After IIMs, govt mulls more autonomy for private B-schools
New Delhi: After deciding to give the elite Indian Institutes of Management (IIMs) greater administrative, academic and financial autonomy, the central government may give more operational freedom to private business schools as well.
The All India Council of Technical Education (AICTE), the apex technical education regulator, has now formed a committee to identify possible areas in which such institutions may be given more autonomy, three officials said on condition of anonymity.
The committee comprises academicians including two IIM directors and the dean of XLRI, Jamshedpur.
“Freedom from excessive government control—partial or full—will be discussed and a formula will be thrashed out for such institutions,” said a government official, who declined to be named.
The official said the human resource development ministry believes that good institutions should not face too much of regulatory scrutiny, noting that the role of regulators like AICTE and the University Grants Commission is being questioned by both government and private education providers.
Last week, the Lok Sabha approved the IIM Bill 2017 that promises to grant autonomy to the elite B-schools and allow them to award full-fledged degrees to their graduates instead of post-graduate diplomas in management.

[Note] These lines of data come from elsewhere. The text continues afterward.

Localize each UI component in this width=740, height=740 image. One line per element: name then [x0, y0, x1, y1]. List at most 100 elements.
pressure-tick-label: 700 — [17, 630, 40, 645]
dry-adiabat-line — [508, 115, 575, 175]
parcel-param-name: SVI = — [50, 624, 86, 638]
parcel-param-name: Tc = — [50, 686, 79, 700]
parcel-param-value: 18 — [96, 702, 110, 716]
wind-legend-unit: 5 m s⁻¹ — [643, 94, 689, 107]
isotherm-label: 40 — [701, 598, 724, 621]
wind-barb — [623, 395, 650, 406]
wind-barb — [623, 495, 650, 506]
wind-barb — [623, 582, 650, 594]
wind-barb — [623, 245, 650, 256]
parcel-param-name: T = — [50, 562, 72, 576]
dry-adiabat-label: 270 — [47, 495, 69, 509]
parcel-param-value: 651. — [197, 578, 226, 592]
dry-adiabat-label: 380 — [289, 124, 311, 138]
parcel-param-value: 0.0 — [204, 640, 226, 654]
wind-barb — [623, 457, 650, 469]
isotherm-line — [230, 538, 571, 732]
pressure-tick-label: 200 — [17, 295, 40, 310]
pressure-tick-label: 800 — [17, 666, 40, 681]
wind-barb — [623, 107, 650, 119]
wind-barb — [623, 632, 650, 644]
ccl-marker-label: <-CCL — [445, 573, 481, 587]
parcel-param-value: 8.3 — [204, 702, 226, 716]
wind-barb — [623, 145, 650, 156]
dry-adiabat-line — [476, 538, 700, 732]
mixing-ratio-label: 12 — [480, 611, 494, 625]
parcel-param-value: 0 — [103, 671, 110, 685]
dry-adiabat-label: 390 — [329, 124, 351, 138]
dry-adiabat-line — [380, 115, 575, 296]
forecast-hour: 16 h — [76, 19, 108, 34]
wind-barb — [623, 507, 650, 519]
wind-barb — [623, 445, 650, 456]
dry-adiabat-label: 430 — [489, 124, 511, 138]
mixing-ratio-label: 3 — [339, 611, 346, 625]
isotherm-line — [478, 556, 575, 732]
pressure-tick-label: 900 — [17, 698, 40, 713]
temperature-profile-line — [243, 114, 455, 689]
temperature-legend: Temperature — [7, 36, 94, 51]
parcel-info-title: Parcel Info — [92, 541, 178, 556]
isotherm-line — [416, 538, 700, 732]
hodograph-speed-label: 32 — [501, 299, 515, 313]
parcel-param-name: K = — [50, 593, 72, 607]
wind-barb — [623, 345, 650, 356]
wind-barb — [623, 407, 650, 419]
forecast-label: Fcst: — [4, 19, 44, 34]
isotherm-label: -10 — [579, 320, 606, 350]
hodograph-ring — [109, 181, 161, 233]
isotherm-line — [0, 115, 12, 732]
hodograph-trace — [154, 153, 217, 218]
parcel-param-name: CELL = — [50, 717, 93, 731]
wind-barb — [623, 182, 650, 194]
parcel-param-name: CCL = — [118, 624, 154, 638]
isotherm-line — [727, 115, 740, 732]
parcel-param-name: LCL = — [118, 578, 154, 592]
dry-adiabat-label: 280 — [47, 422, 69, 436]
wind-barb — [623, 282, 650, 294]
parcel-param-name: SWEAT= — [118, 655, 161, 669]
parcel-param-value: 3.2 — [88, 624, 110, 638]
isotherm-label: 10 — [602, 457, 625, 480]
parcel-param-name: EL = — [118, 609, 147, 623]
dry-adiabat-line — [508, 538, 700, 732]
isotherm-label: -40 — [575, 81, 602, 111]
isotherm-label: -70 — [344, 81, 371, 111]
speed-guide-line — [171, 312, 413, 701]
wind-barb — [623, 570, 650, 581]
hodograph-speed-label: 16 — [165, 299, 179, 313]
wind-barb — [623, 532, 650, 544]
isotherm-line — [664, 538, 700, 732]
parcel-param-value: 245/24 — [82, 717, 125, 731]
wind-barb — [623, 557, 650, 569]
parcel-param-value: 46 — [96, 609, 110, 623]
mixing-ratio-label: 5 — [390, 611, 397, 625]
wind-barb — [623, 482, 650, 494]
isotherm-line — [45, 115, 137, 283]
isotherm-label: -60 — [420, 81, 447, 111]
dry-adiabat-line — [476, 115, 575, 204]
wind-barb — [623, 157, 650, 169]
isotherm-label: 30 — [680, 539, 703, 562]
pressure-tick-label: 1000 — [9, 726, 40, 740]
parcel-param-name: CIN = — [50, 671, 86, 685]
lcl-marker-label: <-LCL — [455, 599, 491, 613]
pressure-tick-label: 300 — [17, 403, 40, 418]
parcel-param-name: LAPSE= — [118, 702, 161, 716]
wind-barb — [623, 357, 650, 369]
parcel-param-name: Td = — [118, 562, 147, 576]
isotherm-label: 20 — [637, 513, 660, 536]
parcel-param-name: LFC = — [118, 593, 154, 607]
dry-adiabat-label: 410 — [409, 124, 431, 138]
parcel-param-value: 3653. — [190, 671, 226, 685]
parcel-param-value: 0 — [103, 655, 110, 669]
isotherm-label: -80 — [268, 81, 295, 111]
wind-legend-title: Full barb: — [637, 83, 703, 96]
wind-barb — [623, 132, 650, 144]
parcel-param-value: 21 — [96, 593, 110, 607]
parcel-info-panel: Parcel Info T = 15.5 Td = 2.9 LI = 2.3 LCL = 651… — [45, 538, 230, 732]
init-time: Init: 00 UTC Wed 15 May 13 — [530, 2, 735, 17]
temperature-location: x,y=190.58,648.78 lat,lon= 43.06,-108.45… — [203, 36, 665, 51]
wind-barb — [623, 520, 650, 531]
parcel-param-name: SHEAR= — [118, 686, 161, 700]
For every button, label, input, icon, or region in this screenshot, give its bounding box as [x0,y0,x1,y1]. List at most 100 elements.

IIMs will be able to grant MBA and doctoral degrees once the law is enacted. Some private B-schools are concerned that their management programmes will be seen as second-rung by international partners, recruiters and even students.
“The impact of the IIM law will be sharp and deep on PGDM schools. We look forward to AICTE and its panel to come up with concrete action plan for the autonomy of top PGDM schools,” said Debashish Chatterjee, director general of the International Management Institute (IMI) in New Delhi, run by the RP-Sanjiv Goenka Group.

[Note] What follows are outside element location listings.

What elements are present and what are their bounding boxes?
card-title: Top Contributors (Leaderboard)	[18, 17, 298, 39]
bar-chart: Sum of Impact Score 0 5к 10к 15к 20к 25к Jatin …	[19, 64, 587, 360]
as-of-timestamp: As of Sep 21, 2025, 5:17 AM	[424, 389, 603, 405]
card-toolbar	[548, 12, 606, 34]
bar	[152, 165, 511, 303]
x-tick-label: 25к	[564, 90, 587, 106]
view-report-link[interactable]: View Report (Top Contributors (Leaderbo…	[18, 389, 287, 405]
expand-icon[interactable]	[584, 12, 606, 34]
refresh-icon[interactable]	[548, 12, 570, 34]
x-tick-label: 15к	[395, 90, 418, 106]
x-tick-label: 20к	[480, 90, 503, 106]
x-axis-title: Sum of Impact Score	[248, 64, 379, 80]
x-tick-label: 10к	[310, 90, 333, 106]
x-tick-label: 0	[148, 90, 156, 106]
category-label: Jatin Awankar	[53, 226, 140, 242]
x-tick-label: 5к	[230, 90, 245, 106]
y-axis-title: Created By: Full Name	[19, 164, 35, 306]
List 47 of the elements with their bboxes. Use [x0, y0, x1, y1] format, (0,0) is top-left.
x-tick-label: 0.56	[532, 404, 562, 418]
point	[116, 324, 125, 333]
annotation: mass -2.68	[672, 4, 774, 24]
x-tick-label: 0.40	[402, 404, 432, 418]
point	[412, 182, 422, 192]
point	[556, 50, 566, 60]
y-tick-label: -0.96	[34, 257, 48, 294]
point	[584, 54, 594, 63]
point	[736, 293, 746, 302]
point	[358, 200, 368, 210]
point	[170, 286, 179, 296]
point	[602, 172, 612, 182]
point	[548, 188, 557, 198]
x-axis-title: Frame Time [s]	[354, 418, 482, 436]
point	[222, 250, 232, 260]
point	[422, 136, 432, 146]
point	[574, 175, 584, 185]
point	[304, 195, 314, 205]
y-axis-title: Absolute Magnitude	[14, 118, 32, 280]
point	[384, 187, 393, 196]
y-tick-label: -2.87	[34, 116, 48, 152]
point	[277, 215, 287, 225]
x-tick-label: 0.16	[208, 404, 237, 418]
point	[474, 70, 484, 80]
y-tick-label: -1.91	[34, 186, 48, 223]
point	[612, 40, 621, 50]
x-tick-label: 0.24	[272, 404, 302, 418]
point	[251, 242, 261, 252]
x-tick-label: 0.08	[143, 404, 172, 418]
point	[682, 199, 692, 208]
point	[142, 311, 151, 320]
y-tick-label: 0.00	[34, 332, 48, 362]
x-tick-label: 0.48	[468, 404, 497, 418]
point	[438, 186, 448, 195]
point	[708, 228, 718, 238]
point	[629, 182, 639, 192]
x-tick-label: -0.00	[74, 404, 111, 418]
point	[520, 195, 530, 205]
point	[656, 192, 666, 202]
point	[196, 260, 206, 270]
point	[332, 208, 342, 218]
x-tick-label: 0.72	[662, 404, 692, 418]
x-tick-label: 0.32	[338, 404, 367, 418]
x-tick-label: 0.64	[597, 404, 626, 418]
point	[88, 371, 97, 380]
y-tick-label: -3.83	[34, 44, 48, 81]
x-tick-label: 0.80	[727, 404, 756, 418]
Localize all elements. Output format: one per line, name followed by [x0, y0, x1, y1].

Chatterjee said PGDM schools are facing too many compliance issues under the oversight of the AICTE. “For increasing batch size to having a foreign collaboration, we run to AICTE. We have to pay for starting fellow (PhD) programmes to the regulators. The excessive control must go in the first place,” he added.
Harivansh Chaturvedi, director of Birla Institute of Management Technology in Greater Noida on the outskirts of Delhi, said: “We have told the ministry and AICTE that they need to allow freedom to us to function with a certain accountability. We have told them that instead of a law for just IIMs, there should be a boarder law on management education like the one that governs medical education.”
Chaturvedi added that the committee of academicians formed by AICTE are likely to suggest that private B-schools be divided into three tiers, with the top ones getting considerable autonomy in academic and financial matters.
J.K. Das, director of Fore School in New Delhi, said the IIMs and government-run B-schools “cater to less than 15% of management students. Many of these schools (except IIMs) are not even as good as top PGDM schools”.
“AICTE should simply withdraw a circular issued in 2010 that tried to control everything of B-schools from curriculum to admission process and fee,” said Das. The circular was challenged by B-schools and is in the Supreme Court currently.